У Кати даже сердце на секунду замерло при мысли о том, какое это будет счастье — стоять на перроне и ждать того мгновенья, когда вдали покажется паровоз маминого поезда…
И Кате ясно представилось, как они все стоят на перроне. У Тани в руках — букет цветов. Медленно подходит поезд, и вот в окошке вагона — мама! Таня сразу ей — цветы в руки, а сама хватает мамин чемодан. А потом все садятся в машину «Победа», с шашечками на борту, и едут домой. Это уж Таня так решила — взять такси, чтобы со всеми удовольствиями! Заодно уж и Катя с Мишей покатаются…
Катя ускорила шаг. Скорей, скорей домой! Надо прибрать все так, чтобы мама осталась довольна.
Открыла Кате бабушка. В передней было темно (должно быть, перегорела лампочка).
— Бабушка, — сказала Катя, сбрасывая пальтишко, — я сейчас примусь за уборку. А то времени мало осталось.
Бабушка усмехнулась:
— Что ж, лучше поздно, чем никогда.
— Да почему же поздно? Ведь еще только послезавтра мама приедет. До послезавтра столько всего сделать можно!..
— Нет, боюсь, что не поспеть тебе, Катюша, — сказала опять с усмешкой бабушка.

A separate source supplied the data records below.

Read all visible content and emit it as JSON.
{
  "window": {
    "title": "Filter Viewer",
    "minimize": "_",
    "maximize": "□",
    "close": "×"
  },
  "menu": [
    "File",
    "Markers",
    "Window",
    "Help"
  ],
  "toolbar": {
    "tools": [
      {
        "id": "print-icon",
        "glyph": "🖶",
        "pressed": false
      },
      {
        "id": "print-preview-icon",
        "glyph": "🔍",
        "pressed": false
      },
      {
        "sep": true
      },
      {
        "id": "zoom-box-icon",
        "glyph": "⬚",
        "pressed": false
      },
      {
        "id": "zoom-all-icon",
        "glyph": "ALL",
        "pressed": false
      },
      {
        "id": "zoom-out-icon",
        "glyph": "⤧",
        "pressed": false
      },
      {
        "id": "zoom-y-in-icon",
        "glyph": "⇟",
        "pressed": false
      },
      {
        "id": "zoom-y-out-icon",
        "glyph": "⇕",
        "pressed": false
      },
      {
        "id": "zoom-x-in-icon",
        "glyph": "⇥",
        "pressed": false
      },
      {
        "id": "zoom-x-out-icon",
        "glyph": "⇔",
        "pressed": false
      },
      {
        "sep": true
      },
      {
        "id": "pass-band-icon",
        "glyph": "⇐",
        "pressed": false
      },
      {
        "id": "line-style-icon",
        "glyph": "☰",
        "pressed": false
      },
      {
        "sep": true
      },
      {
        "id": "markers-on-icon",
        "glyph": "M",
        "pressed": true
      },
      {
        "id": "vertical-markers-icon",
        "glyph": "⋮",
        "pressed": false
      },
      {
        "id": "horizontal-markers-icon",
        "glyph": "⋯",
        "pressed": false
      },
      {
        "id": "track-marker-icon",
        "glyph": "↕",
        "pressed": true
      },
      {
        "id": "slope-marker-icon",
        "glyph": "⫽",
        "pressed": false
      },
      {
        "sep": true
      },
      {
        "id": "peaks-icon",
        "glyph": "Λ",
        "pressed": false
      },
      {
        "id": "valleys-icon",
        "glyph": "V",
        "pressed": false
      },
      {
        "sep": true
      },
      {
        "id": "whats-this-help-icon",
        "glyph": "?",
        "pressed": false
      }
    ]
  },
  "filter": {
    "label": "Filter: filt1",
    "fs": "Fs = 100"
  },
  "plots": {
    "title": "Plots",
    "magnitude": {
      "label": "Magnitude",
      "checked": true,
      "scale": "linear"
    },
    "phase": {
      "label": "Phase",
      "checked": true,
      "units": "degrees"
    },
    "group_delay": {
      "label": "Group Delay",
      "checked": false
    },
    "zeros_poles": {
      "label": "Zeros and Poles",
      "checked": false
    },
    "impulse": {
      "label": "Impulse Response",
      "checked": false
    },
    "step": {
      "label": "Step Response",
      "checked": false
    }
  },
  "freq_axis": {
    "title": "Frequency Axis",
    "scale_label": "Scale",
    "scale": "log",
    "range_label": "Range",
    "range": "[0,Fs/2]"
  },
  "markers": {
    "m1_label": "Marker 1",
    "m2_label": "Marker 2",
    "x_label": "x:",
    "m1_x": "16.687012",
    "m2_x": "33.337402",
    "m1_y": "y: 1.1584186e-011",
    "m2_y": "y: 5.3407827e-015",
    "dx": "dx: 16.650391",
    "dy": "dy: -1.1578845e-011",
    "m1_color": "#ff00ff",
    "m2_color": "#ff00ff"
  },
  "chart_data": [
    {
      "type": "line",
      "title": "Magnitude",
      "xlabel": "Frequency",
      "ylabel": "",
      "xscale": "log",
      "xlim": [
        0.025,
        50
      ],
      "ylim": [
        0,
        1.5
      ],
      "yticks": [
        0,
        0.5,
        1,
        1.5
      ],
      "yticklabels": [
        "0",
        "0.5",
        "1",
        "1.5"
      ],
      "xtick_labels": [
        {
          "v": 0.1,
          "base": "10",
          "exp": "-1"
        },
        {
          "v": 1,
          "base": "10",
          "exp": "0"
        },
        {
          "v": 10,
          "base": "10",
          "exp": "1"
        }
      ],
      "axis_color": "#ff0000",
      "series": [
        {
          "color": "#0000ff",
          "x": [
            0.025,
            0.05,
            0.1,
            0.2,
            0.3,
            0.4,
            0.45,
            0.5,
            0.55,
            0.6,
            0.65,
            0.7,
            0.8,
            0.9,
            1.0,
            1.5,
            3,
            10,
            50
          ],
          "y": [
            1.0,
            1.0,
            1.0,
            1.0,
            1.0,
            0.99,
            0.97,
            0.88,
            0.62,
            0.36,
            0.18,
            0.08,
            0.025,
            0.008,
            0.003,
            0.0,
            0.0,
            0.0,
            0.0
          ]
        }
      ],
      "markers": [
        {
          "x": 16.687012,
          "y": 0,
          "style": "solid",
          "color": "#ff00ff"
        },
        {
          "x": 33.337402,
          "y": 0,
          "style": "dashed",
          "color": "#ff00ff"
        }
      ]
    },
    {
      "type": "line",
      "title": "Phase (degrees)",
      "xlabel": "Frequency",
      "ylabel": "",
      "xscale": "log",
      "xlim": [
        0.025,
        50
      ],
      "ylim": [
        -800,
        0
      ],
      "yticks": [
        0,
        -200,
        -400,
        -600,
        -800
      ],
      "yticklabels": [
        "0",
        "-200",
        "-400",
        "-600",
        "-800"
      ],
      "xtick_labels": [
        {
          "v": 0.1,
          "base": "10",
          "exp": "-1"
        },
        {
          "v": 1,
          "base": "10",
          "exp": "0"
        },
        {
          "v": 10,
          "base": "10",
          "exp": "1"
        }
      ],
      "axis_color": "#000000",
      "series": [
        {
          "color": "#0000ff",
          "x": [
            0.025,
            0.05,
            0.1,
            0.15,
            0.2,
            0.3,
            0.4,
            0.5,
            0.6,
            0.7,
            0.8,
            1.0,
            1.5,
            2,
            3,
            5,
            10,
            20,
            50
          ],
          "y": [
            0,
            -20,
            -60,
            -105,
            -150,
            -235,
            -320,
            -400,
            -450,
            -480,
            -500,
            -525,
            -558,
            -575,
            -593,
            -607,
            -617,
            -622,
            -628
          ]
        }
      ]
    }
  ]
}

В голосе ее Кате послышалось что-то странное — таинственное, добродушно-насмешливое… Катя встревожилась, заторопилась в комнату и в темноте наткнулась на что-то большое, твердое.
— Ой, что это? Чемодан!..
Еще не веря себе, Катя подбежала к вешалке, и, хотя в передней было почти совсем темно, глаза ее сразу различили — вернее, угадали — знакомый серенький плащ.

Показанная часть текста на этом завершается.